Although not so commonplace in Ireland yet, memorial events that take place some time after someone has died play a significant part of cultures in many countries around the world.  The passing of time allows people to come to terms with the shock of loss and enables the headspace for them to think about ways they might like to celebrate someone’s life with a personalised and meaningful gathering. 

For people who celebrate a loved one’s life in the context of a religious ceremony or church serivce, they can find comfort in the tried and true religious ceremony and timeline.  However, for those of other faiths or not following a traditional faith path, there are many meaningful ways to hold a ceremony or occasion in which a loved’s one life is celebrated in a bespoke way, unique to that person.

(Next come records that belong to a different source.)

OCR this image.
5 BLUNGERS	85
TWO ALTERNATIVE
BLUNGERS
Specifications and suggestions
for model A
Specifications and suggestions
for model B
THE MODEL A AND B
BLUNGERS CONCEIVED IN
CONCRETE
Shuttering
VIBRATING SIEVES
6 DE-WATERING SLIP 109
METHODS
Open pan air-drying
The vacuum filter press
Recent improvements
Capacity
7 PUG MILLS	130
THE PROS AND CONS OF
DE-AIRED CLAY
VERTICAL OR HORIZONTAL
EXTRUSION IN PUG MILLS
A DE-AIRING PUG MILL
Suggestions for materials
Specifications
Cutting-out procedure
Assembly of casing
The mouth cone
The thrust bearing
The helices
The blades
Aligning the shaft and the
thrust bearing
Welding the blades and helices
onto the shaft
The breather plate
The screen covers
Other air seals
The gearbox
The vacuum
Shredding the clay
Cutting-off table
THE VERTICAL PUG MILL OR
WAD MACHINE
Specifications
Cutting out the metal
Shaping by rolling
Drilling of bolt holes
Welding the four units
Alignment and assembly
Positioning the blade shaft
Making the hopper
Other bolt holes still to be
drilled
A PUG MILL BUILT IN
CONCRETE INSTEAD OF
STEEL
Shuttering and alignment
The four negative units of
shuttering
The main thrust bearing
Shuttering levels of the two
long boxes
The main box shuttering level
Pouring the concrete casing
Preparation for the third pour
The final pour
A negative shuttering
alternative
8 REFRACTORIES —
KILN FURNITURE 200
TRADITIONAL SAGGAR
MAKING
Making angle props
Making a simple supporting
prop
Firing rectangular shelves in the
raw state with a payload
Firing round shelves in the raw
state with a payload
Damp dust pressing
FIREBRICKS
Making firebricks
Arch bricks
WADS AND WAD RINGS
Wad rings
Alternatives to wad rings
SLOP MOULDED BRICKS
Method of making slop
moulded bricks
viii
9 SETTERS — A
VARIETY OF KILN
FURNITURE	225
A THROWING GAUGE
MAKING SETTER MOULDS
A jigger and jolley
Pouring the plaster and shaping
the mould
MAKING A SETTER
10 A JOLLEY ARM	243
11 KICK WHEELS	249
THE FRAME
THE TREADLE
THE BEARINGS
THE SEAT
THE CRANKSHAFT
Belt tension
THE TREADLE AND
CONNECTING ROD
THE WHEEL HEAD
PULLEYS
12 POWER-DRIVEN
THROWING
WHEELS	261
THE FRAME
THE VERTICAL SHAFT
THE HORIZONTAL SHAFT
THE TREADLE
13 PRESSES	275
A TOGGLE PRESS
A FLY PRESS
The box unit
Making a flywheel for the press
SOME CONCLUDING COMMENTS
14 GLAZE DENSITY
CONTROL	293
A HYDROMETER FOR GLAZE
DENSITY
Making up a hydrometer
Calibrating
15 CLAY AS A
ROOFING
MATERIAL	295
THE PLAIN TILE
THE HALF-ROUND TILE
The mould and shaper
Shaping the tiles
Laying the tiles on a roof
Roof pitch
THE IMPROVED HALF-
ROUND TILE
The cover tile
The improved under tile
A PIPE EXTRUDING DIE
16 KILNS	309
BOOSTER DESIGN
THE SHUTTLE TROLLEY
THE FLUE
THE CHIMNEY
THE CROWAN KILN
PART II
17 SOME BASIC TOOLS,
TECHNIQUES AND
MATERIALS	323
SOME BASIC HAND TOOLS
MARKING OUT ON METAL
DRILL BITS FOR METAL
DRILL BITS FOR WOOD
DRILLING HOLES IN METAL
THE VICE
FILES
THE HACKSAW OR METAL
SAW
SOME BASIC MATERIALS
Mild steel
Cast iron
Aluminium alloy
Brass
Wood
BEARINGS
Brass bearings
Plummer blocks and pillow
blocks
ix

Many people in Ireland suffered a loss, or perhaps several, during the pandemic and were restricted in the numbers that could attend their loved one’s funeral.  They were further restricted by the ways in which they could observe traditions and support each other in grief.  This is where a memorial event or ceremony can play a powerful part in coming to terms with that unique loss. People who had a restricted funeral deserve to revisit those missing parts of the funeral and have a memorial event in whatever way is meaningful to them. 
RHEA

Memorial events are a beautiful way to honour and remember someone special and there is no limit to how creative and personalised they can be.  Here are just some of the ways:

  • A wake: For many the wake was one of the biggest losses during the pandemic.The social gathering is a very important event when stories are shared, bonds deepened and memories created.  An anniversary wake would make a beautiful memorial event complete with food, music and mementos of the person.
  • Planting Trees or a Garden: Create a lasting tribute by planting trees, flowers, or a garden in honour of the person. Attendees can be invited to help with the planting.Year after year the garden will grow and blossom in a never-ending show of love to the person being remembered.
  • Candlelight Vigil: An evening of remembrance with candles lit in memory accompanied by music, readings, or shared stories.This can be powerful and healing ceremony for those in the throes of painful loss.
  • Charity or Volunteer Work: Organise a charitable event or volunteer day in honour of the person. It could be a cause they cared about or a community activity.
  • Exhibition or Performance: Showcase their favourite pieces of art, music, or poetry; a lovely way to celebrate their creative spirit and create an artistic event inspired by them themselves.
  • Memorial Service or Ceremony: A formal gathering where friends and family can share stories, read poems, or perform music that was meaningful to the person.
  • Memory Book or Scrapbook: Create a collective memory book where friends and family can contribute stories, photos, and mementos.This can be a lovely bonding event for children in the family or for a group of friends.
  • Walk or Outdoors Event: Organise a walk or run in their memory, perhaps raising funds for a cause they supported.Spending time in nature offers healing and beautiful opportunities to connect people in conversation.

Remember, the most important aspect of a memorial event is to provide a space for loved ones to come together, share their memories, and find comfort in each other’s presence while reflecting the person’s interests, passions, and the way they impacted the lives of others.

We all deserve to remember and be remembered, and we deserve to do so in our own unique and very personal ways.